Usually, I’m OK. Even on days when the weight of life is heavy on my shoulders, I can still manage to feel the silver lining. The hope is always there, pulling me through, pushing me to keep going.
Once in a while, I’m not OK. I’m angry at everything. I’m irritable by anything. I feel I’m fighting a war on every front. Sometimes, I just want to hide under the covers with a family sized pack of double stuffed oreos.
The latter is where I’m at right now. No, I’m not ok. I’m tired of being tired. I’m frustrated that other parents look at me with disapproval eyes because my girls aren’t constantly glued to my hip. I’m pissed that a teacher, who is suppose to represent the standards and ethics of our school district, unprofessionally dresses and gossips about my parenting. I’m exhausted trying to get through the walls my boyfriend’s built. I’m tired of sucky Cleveland drivers, and inconsiderate neighbors with dogs.
I’m tired of stressing about not being a good enough parent because I don’t have a washer and dyer, therefore, struggle to do laundry. I’m tired of dealing with the punishment I receive when I ask for help. Whether prayer, money help, laundry help… It doesn’t matter… I always am shot down and have to figure it out on my own.
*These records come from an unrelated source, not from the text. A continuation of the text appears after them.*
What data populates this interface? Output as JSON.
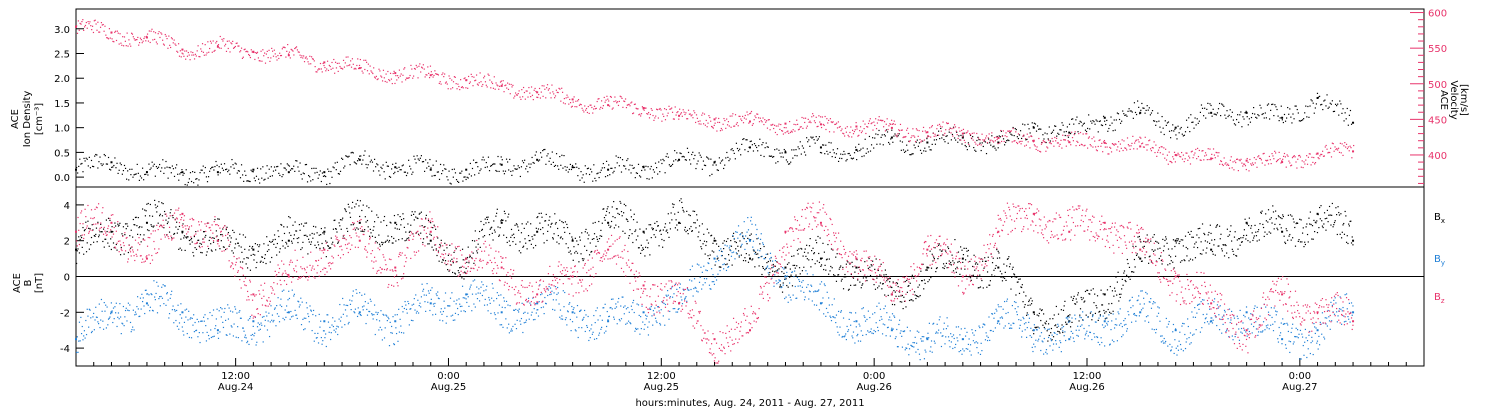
{
  "chart_data": [
    {
      "type": "scatter",
      "ylabel_left": [
        "ACE",
        "Ion Density",
        "[cm⁻³]"
      ],
      "ylabel_right": [
        "ACE",
        "Velocity",
        "[km/s]"
      ],
      "xlim_hours": [
        0,
        76
      ],
      "ylim_left": [
        -0.2,
        3.4
      ],
      "yticks_left": [
        {
          "value": 0.0,
          "label": "0.0"
        },
        {
          "value": 0.5,
          "label": "0.5"
        },
        {
          "value": 1.0,
          "label": "1.0"
        },
        {
          "value": 1.5,
          "label": "1.5"
        },
        {
          "value": 2.0,
          "label": "2.0"
        },
        {
          "value": 2.5,
          "label": "2.5"
        },
        {
          "value": 3.0,
          "label": "3.0"
        }
      ],
      "ylim_right": [
        355,
        605
      ],
      "yticks_right": [
        {
          "value": 400,
          "label": "400"
        },
        {
          "value": 450,
          "label": "450"
        },
        {
          "value": 500,
          "label": "500"
        },
        {
          "value": 550,
          "label": "550"
        },
        {
          "value": 600,
          "label": "600"
        }
      ],
      "series": [
        {
          "key": "density",
          "axis": "left",
          "color": "#000000",
          "hours": [
            0,
            2,
            4,
            6,
            8,
            10,
            12,
            14,
            16,
            18,
            20,
            22,
            24,
            26,
            28,
            30,
            32,
            34,
            36,
            38,
            40,
            42,
            44,
            46,
            48,
            50,
            52,
            54,
            56,
            58,
            60,
            62,
            64,
            66,
            68,
            70,
            72
          ],
          "values": [
            0.15,
            0.3,
            0.1,
            0.1,
            0.1,
            0.15,
            0.1,
            0.1,
            0.35,
            0.2,
            0.15,
            0.15,
            0.25,
            0.35,
            0.2,
            0.15,
            0.2,
            0.35,
            0.3,
            0.6,
            0.5,
            0.6,
            0.55,
            0.8,
            0.7,
            0.8,
            0.7,
            1.0,
            0.9,
            1.2,
            1.3,
            1.0,
            1.3,
            1.3,
            1.2,
            1.6,
            1.1
          ]
        },
        {
          "key": "velocity",
          "axis": "right",
          "color": "#e8336b",
          "hours": [
            0,
            2,
            4,
            6,
            8,
            10,
            12,
            14,
            16,
            18,
            20,
            22,
            24,
            26,
            28,
            30,
            32,
            34,
            36,
            38,
            40,
            42,
            44,
            46,
            48,
            50,
            52,
            54,
            56,
            58,
            60,
            62,
            64,
            66,
            68,
            70,
            72
          ],
          "values": [
            580,
            572,
            565,
            548,
            552,
            545,
            540,
            530,
            522,
            515,
            512,
            505,
            497,
            488,
            478,
            470,
            466,
            455,
            450,
            447,
            444,
            443,
            440,
            438,
            432,
            430,
            424,
            420,
            418,
            417,
            412,
            400,
            395,
            392,
            390,
            402,
            405
          ]
        }
      ]
    },
    {
      "type": "scatter",
      "ylabel": [
        "ACE",
        "B",
        "[nT]"
      ],
      "xlabel": "hours:minutes, Aug. 24, 2011 - Aug. 27, 2011",
      "xlim_hours": [
        0,
        76
      ],
      "ylim": [
        -5,
        5
      ],
      "yticks": [
        {
          "value": -4,
          "label": "-4"
        },
        {
          "value": -2,
          "label": "-2"
        },
        {
          "value": 0,
          "label": "0"
        },
        {
          "value": 2,
          "label": "2"
        },
        {
          "value": 4,
          "label": "4"
        }
      ],
      "xticks": [
        {
          "hour": 9,
          "label": "12:00",
          "sublabel": "Aug.24"
        },
        {
          "hour": 21,
          "label": "0:00",
          "sublabel": "Aug.25"
        },
        {
          "hour": 33,
          "label": "12:00",
          "sublabel": "Aug.25"
        },
        {
          "hour": 45,
          "label": "0:00",
          "sublabel": "Aug.26"
        },
        {
          "hour": 57,
          "label": "12:00",
          "sublabel": "Aug.26"
        },
        {
          "hour": 69,
          "label": "0:00",
          "sublabel": "Aug.27"
        }
      ],
      "series": [
        {
          "key": "bx",
          "name": "Bx",
          "name_main": "B",
          "name_sub": "x",
          "color": "#000000",
          "hours": [
            0,
            2,
            4,
            6,
            8,
            10,
            12,
            14,
            16,
            18,
            20,
            22,
            24,
            26,
            28,
            30,
            32,
            34,
            36,
            38,
            40,
            42,
            44,
            46,
            48,
            50,
            52,
            54,
            56,
            58,
            60,
            62,
            64,
            66,
            68,
            70,
            72
          ],
          "values": [
            1.5,
            2.5,
            3.0,
            2.5,
            2.0,
            1.5,
            2.0,
            2.5,
            3.0,
            3.0,
            2.0,
            1.0,
            3.0,
            2.5,
            2.0,
            3.0,
            2.5,
            3.0,
            2.0,
            1.0,
            0.5,
            1.0,
            0.5,
            -1.0,
            0.5,
            1.0,
            0.5,
            -2.0,
            -2.5,
            -1.0,
            1.0,
            2.0,
            1.5,
            3.0,
            2.5,
            3.5,
            2.0
          ]
        },
        {
          "key": "by",
          "name": "By",
          "name_main": "B",
          "name_sub": "y",
          "color": "#1f7fd6",
          "hours": [
            0,
            2,
            4,
            6,
            8,
            10,
            12,
            14,
            16,
            18,
            20,
            22,
            24,
            26,
            28,
            30,
            32,
            34,
            36,
            38,
            40,
            42,
            44,
            46,
            48,
            50,
            52,
            54,
            56,
            58,
            60,
            62,
            64,
            66,
            68,
            70,
            72
          ],
          "values": [
            -3.5,
            -2.0,
            -1.5,
            -2.0,
            -3.0,
            -2.5,
            -2.0,
            -2.5,
            -2.0,
            -2.5,
            -1.5,
            -1.0,
            -2.0,
            -1.5,
            -2.0,
            -2.5,
            -2.0,
            -1.5,
            1.0,
            2.0,
            0.0,
            -1.5,
            -2.5,
            -3.0,
            -3.5,
            -3.5,
            -2.5,
            -3.0,
            -3.5,
            -2.5,
            -2.0,
            -3.0,
            -2.5,
            -2.0,
            -3.5,
            -3.0,
            -2.0
          ]
        },
        {
          "key": "bz",
          "name": "Bz",
          "name_main": "B",
          "name_sub": "z",
          "color": "#e8336b",
          "hours": [
            0,
            2,
            4,
            6,
            8,
            10,
            12,
            14,
            16,
            18,
            20,
            22,
            24,
            26,
            28,
            30,
            32,
            34,
            36,
            38,
            40,
            42,
            44,
            46,
            48,
            50,
            52,
            54,
            56,
            58,
            60,
            62,
            64,
            66,
            68,
            70,
            72
          ],
          "values": [
            2.5,
            3.0,
            1.0,
            3.5,
            2.0,
            -1.0,
            0.0,
            1.5,
            2.0,
            0.5,
            2.5,
            1.0,
            0.5,
            -1.0,
            0.0,
            1.5,
            -0.5,
            -1.5,
            -3.5,
            -3.0,
            2.5,
            3.0,
            1.0,
            -1.0,
            1.5,
            0.0,
            2.5,
            3.5,
            2.5,
            3.0,
            1.5,
            0.0,
            -1.5,
            -3.0,
            -1.0,
            -2.0,
            -2.5
          ]
        }
      ]
    }
  ]
}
I’m tired of worrying about how I’m going to buy my girls Christmas, but, I’m trying to keep faith something will work out. I’m tired of dragging both my girls out every morning when it’s just my older daughter who goes to school. I’m tired of the disappointment from people I expect to understand.
I’m tired of feeling uninspired, monotonous, and very discouraged. Right now, everything is a negative experience… And I hate it…. I’m not sure how long this has been going on or what I need to do differently, but I know alls I want to do right now, is sleep.